Barker wrote five more IRS stories in 2013. On May 22, 2013, she co-wrote an article for ProPublica rationalized the IRS’s actions, in which she claimed that “[m]ost of the money spent on elections by social welfare nonprofits supports Republicans.”
Barker has worked for ProPublica since 2010. She previously wrote for The Washington Post, as well as for openly liberal outlets The Atlantic and Salon.
ProPublica began operations in 2008 with funding from the liberal Sandler Foundation. According to The New York Times it was “the creation of Herbert M. and Marion O. Sandler, the former chief executives of the Golden West Financial Corporation.” The billionaire Sandlers “committed $10 million a year to the project.”
In addition to the Sandler millions, ProPublica has received $300,000 from liberal billionaire George Soros’s Open Society Foundations. Neither connection was mentioned during the CBS interview.
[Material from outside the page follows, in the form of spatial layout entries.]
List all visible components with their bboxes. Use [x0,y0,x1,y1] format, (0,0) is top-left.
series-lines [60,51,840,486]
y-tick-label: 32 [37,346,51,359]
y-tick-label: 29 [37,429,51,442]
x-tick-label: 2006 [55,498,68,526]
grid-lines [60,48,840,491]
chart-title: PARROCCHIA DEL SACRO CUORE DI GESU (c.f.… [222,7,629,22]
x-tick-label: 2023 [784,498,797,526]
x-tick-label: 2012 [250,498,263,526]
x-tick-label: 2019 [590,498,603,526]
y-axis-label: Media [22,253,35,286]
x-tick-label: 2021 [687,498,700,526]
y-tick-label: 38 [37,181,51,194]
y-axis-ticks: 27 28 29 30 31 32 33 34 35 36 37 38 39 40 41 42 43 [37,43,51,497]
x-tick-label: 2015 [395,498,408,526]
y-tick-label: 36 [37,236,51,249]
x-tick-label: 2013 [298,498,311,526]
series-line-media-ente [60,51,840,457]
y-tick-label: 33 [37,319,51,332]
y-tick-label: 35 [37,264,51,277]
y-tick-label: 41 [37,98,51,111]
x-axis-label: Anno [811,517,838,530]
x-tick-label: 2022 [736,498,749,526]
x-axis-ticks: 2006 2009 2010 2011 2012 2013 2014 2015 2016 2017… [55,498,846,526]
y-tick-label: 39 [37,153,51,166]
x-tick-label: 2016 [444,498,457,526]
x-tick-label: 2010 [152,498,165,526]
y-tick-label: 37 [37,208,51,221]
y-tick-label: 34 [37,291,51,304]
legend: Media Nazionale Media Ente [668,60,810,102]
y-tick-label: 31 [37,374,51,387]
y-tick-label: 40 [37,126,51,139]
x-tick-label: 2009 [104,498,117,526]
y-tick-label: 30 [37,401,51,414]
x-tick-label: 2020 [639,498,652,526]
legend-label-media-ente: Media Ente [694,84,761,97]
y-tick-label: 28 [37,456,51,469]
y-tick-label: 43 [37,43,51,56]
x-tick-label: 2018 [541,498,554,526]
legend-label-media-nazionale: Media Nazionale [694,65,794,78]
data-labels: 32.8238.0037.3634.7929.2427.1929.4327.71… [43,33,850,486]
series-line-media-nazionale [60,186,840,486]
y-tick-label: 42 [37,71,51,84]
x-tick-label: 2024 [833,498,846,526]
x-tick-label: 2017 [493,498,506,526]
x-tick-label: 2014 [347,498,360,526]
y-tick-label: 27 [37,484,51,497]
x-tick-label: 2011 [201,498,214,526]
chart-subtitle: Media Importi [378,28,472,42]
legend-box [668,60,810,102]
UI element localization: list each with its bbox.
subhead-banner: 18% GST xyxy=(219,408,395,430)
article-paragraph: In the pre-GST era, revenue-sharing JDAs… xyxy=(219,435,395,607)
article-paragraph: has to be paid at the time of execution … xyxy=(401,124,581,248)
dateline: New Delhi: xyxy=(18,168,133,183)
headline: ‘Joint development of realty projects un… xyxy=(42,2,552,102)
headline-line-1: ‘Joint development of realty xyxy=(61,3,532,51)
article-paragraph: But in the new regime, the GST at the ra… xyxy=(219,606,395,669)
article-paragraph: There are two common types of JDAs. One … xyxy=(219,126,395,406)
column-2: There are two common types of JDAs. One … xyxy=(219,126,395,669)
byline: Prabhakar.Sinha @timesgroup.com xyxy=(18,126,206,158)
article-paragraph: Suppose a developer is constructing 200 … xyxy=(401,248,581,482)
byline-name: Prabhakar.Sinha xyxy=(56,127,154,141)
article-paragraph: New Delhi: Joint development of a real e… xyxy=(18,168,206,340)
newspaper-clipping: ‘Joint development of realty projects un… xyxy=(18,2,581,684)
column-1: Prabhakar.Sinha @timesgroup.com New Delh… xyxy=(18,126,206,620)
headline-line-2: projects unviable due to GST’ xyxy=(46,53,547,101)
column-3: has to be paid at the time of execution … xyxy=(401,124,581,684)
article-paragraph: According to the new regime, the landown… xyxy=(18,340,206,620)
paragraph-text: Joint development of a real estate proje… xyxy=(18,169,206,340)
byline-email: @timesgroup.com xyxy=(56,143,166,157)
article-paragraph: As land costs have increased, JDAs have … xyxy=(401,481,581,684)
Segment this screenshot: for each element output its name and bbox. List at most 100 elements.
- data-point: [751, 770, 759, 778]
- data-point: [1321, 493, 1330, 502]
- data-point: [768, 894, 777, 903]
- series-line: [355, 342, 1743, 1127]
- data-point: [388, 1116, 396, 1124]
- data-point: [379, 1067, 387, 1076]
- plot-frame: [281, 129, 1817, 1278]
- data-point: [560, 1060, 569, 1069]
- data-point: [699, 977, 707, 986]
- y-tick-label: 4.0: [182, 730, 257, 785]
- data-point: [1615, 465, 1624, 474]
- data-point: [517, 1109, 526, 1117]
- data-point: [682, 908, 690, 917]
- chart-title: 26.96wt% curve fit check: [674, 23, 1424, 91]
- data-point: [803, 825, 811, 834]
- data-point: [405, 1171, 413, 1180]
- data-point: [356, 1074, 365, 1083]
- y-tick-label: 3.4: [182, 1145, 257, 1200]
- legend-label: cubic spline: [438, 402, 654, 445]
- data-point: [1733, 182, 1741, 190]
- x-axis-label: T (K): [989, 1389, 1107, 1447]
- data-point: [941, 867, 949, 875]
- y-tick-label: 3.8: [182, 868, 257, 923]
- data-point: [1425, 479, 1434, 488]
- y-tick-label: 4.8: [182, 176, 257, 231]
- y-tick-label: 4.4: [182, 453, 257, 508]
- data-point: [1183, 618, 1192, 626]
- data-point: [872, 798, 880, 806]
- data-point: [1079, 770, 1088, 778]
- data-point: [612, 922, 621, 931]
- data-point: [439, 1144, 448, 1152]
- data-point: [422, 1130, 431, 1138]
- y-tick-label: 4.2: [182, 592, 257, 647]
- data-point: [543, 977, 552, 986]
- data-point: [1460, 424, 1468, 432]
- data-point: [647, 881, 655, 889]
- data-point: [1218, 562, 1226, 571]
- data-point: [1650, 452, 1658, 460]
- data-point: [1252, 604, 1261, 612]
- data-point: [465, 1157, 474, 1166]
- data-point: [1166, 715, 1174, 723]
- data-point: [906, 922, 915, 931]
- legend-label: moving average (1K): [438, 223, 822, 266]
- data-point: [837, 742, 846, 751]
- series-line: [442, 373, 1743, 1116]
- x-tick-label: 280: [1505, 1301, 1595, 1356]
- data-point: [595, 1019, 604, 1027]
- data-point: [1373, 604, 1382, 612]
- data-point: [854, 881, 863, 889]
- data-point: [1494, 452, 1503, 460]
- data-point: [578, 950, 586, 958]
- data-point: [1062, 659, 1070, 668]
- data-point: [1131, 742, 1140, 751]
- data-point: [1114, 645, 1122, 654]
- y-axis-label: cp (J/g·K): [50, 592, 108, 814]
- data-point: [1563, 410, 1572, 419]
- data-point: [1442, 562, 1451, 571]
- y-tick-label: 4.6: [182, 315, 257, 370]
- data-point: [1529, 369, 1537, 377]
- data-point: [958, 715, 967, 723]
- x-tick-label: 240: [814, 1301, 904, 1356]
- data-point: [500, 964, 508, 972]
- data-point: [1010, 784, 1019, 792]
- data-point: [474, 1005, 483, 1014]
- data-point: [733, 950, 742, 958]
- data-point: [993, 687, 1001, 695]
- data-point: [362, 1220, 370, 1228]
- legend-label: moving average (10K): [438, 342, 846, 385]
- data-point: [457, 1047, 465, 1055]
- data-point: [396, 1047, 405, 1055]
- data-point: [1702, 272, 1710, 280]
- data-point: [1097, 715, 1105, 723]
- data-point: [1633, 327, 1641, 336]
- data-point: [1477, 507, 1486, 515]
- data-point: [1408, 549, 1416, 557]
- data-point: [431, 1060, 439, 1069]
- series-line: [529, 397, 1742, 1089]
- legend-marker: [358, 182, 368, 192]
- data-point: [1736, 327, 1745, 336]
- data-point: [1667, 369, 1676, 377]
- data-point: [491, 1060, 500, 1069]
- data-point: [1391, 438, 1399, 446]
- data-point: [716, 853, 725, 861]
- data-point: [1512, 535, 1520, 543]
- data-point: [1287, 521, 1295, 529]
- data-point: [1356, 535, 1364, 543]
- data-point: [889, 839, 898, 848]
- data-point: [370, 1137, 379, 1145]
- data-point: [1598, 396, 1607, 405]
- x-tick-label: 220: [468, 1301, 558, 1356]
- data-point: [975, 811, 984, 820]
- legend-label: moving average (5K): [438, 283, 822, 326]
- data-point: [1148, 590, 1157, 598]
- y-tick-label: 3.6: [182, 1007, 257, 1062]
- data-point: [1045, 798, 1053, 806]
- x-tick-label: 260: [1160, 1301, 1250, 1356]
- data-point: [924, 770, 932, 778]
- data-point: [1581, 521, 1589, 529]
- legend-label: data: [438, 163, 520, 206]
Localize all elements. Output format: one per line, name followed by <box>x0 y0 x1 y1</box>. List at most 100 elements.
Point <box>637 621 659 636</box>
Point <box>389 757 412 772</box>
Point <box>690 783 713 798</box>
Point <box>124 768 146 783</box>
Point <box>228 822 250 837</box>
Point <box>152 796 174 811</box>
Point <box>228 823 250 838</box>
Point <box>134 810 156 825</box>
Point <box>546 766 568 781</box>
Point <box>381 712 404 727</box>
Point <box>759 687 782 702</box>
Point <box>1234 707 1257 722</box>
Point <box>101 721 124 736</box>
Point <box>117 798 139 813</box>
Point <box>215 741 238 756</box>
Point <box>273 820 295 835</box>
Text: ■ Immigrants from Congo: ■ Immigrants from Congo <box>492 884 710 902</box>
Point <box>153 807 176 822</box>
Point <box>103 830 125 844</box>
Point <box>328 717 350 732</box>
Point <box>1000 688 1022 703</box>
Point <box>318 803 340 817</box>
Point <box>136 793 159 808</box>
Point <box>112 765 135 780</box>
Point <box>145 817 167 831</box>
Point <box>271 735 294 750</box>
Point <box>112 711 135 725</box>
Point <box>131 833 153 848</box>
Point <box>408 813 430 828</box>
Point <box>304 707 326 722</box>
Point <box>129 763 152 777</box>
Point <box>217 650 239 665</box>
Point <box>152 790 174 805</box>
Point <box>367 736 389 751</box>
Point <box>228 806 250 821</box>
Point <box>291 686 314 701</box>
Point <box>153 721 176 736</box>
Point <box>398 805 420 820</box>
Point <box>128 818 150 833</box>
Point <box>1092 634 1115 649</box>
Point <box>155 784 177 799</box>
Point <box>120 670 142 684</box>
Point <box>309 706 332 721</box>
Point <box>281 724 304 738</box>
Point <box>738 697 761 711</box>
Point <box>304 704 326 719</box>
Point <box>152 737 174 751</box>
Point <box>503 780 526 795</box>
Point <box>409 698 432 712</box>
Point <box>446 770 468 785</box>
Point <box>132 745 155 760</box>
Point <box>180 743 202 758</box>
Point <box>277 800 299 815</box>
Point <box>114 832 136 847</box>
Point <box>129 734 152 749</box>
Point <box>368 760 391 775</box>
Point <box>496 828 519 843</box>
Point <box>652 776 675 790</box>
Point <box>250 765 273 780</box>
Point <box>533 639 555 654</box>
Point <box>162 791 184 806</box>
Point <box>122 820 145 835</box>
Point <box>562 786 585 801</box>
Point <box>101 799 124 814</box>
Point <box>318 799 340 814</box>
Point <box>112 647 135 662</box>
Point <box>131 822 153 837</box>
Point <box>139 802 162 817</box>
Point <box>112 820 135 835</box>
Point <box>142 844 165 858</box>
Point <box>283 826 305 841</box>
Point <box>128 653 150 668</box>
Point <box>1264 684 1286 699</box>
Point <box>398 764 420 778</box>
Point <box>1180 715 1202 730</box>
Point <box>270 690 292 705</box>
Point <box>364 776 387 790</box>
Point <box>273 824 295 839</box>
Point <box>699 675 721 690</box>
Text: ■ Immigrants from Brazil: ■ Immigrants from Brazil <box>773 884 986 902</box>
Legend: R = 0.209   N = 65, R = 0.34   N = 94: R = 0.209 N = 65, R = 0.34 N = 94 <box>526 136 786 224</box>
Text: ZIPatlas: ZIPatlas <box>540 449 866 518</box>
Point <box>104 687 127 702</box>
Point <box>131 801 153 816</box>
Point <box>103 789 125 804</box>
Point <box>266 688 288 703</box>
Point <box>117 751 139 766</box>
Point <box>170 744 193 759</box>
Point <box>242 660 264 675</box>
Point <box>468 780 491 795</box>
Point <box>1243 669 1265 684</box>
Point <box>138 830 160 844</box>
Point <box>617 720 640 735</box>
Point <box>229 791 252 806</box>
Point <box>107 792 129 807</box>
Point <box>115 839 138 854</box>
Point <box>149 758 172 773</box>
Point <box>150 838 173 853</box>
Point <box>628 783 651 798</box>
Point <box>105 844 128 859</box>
The Sandlers have also been major donors to the Democratic Party. The Times called them “major Democratic political donors and critics of President Bush.” Since 2008, Herbert Sandler has donated $222,700 to candidates and campaign committees. Every penny has gone to Democrats, according to Opensecrets.org.
There are several different references for either “Marion Sandler” or “Marion O. Sandler” in Opensecrets. The occupations listed include “philanthropist,” “World Savings Bank and Loan” and “homemaker.” It is unclear if every one of them is the same Marion Sandler, but the total donated was $106,700 and again all went to Democrats.
The Sandlers’ nonprofit ProPublica is a 501(c)(3) that operates “a newsroom of about 40 working journalists, all of them dedicated to investigative reporting on stories with significant potential for major impact.” Some of the biggest names in journalism serve on its advisory board, including:
- Jill Abramson, executive editor, The New York Times;
- David Gergen, professor of public service, Harvard’s John F. Kennedy School of Government and director of its Center for Public Leadership, and CNN political analyst;
- Tom Goldstein, director, Media Studies Program, University of California, Berkeley Graduate School of Journalism.
- Isaac Lee, president, news, Univision;
While the first reports of extra IRS scrutiny for conservative groups began in Cincinnati in March 2010, the targeting began to pick up steam on a national level soon after Soros-funded groups began firing off letters to the IRS in October of that year - following the Supreme Court's Citizens United ruling.